On the other hand, I got a kick out of this. It won't change anyone's mind--Democrats know Bush is intellectually deficient and Republicans don't care--but it underscores a point I've long maintained: If Bush had been born into Clinton's circumstances (or Reagan's, for that matter), he would be a gas-pumping dropout. He's accomplished nothing without his family's help. (Obviously, Gore and McCain benefited from their senator and admiral forebearers, respectively. However, both men proceeded to work their asses off. Therein lies the difference.)
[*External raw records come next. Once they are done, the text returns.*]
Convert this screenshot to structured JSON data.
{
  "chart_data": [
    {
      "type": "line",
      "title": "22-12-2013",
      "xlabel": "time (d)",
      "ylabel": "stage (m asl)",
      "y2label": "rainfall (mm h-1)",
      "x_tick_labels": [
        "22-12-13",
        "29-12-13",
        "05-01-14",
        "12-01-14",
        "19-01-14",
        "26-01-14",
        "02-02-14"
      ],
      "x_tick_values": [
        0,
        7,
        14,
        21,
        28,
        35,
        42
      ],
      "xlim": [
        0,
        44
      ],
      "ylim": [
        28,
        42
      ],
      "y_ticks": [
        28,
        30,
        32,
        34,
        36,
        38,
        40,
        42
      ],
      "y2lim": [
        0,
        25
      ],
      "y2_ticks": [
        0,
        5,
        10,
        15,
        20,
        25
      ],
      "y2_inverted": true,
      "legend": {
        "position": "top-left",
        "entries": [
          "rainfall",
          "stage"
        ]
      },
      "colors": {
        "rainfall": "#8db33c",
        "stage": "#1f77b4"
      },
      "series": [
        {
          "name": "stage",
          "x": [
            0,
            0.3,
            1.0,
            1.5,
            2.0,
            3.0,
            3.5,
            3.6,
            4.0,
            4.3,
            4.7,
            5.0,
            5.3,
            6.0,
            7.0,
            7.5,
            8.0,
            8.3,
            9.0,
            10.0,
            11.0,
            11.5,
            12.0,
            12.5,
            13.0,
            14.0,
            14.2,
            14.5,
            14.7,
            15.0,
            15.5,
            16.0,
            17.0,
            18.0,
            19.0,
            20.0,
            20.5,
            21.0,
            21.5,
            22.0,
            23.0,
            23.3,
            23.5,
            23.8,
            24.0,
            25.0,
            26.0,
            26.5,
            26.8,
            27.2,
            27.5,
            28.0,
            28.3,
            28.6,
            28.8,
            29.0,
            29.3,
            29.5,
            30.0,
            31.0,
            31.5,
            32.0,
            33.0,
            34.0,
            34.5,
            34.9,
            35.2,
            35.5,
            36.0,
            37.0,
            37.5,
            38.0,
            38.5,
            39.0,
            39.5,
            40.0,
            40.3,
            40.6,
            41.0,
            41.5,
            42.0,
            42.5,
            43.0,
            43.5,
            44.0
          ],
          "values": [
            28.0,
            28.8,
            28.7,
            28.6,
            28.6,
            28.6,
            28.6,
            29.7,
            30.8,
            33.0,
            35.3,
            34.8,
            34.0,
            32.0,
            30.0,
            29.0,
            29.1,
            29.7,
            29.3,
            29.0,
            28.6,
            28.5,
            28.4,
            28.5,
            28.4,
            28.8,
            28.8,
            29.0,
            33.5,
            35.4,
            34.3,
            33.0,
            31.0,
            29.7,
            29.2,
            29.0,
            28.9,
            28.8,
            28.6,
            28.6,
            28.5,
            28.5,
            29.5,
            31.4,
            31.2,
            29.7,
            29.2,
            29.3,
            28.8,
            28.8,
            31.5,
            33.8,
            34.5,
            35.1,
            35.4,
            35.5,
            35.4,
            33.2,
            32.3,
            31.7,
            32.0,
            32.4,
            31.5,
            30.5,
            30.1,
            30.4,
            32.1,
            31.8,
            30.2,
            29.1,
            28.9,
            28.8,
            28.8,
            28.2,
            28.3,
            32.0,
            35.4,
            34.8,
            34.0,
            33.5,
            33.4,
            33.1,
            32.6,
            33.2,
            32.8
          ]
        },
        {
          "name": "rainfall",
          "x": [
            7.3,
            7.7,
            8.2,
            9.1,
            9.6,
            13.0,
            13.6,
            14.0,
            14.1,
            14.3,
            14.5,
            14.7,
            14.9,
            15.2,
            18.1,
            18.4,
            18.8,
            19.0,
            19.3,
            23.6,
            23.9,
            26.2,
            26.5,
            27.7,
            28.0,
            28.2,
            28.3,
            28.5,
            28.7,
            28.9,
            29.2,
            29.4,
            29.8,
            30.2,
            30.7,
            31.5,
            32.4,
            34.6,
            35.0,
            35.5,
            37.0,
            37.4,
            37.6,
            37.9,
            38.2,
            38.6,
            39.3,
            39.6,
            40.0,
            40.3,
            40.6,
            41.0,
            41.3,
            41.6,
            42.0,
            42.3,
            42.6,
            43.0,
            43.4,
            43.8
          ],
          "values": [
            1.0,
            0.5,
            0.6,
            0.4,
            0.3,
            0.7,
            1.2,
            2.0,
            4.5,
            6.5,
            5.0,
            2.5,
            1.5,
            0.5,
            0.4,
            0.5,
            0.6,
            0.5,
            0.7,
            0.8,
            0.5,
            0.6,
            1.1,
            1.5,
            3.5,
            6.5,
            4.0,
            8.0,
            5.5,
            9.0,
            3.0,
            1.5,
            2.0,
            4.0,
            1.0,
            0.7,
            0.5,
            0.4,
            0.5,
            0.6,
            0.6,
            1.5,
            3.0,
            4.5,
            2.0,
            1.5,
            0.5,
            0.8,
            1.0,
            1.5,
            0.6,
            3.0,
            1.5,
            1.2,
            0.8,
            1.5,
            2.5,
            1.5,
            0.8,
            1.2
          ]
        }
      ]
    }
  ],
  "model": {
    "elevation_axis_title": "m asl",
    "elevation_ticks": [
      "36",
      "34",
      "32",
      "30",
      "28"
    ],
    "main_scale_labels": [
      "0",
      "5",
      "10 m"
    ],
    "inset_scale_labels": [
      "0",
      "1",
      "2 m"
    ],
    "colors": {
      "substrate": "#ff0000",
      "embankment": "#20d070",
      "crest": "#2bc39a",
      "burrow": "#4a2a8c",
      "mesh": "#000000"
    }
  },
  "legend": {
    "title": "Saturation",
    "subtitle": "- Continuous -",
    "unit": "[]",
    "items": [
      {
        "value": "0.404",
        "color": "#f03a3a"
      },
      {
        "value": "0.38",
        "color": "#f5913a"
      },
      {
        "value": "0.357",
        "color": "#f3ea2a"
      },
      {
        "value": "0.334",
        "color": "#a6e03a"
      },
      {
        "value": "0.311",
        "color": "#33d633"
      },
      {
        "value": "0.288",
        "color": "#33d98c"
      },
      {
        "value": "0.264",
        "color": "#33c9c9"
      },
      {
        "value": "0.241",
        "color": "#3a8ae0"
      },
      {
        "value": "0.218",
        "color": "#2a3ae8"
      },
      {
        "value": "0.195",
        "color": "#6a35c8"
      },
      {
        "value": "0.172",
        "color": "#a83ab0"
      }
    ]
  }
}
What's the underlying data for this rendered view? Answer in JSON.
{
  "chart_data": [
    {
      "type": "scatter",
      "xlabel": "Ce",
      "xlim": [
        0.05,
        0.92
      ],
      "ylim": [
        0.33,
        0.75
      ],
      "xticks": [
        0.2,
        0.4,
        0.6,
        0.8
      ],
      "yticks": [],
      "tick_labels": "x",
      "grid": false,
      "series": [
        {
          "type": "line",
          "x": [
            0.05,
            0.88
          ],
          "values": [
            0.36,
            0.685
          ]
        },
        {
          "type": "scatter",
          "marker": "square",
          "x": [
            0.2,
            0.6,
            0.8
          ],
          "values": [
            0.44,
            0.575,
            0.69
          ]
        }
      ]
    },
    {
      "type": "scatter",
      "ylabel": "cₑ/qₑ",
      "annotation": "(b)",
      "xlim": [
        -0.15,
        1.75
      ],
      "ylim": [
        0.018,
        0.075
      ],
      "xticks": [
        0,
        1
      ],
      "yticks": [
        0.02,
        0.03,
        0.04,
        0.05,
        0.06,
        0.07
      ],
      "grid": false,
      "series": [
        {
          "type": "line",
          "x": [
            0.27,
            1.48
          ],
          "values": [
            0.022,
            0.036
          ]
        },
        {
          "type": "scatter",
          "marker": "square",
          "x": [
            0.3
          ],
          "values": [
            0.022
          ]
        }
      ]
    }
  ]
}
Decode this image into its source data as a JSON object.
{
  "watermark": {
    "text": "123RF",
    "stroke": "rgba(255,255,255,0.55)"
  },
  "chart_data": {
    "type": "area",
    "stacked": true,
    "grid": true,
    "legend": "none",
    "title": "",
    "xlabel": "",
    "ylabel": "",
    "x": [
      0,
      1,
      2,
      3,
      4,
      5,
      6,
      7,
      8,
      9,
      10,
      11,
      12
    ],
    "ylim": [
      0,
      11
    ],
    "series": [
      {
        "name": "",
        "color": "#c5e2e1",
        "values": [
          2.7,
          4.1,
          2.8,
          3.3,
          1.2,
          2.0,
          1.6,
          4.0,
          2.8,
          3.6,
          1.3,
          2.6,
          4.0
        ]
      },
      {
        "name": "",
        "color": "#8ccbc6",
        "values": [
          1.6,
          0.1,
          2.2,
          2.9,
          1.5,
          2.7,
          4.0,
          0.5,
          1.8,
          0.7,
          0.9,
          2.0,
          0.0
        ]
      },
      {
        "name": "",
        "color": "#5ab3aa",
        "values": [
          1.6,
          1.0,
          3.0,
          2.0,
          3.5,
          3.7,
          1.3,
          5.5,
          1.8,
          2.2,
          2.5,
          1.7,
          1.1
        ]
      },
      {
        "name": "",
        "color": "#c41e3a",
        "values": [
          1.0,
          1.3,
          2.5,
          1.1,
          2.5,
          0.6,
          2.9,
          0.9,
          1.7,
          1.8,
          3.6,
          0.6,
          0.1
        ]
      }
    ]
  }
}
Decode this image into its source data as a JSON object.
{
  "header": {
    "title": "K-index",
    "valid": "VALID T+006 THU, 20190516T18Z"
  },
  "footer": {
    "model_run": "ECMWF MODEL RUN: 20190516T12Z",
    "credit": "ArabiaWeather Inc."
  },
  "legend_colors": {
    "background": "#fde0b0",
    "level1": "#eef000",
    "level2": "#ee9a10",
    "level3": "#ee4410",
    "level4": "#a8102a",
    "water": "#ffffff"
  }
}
Enjoy, fellow choir members:

Salon.com News | The dunce

Sunday, September 12, 2004

Best campaign '04 quote so far:

"Politicians are doing what politicians do. I liken it to when you go to the zoo, and the monkeys are sitting in there jerking off and throwing their shit. And you just gotta go, 'Well, they're monkeys.' But you can yell at the media and go, 'You know, your job is to tell them when they're being bad monkeys.'"--Jon Stewart, Entertainment Weekly, September 17, 2004 issue

Thursday, September 09, 2004

These little town blues are melting away:

I'm going to New York again in November and I'm literally counting the days. My friend, JT LeRoy, will have a new book out in December and I've been invited to the launch party. Also, I just found out I'm going to interview him again--this time for The Black Table--and I'm psyched. (I'm still sending out queries. Hopefully, I'll interview him for additional publications.) His upcoming novella, "Harold's End", is like a fish hook: it punctures you, gets under your skin and stays there. I can't wait to discuss it in print.

Near the topic, if not quite on it, at tonight's writing group Jade suggested a freewrite about "a city that we hate". She and Margaret thought that I should post my results here:

I can't be objective about this. I love my family and friends--adore them, really--but when I think about Seattle, I think of that Bob Dylan line from "Don't Fall Apart on Me Tonight": "It's like I'm stuck inside a painting/ that's hanging in the Lourve/ My throat starts to tickle/ and my nose itches/ but I know that I can't move".

As anyone who's known me longer than ten minutes discovers, I love New York truly, madly, deeply. I feel at home there in a way I never do here. And as everyone who knows me finds out soon enough, I've been sick for the past thirteen years. I haven't had enough health and cash simultaneously to make the leap.

I'm optimistic, though. No one has heard me say I'm staying in Seattle nor will they ever. And like I said, I can't be objective about this because I feel like I'm being held against my will. I've lived here my entire life and what bothers me most about Seattle is the pervasive anemia, the toxic mellowness that hangs over it like a mushroom cloud. Obviously, there are notable exceptions--we've got some amazing writers and musicians, for starters--but ambition is a dirty word here and I don't get it. I return to this again and again in my work and in my life: this is finite and we're going to be dead one day. I can't see the point in *not* running toward the highest bar.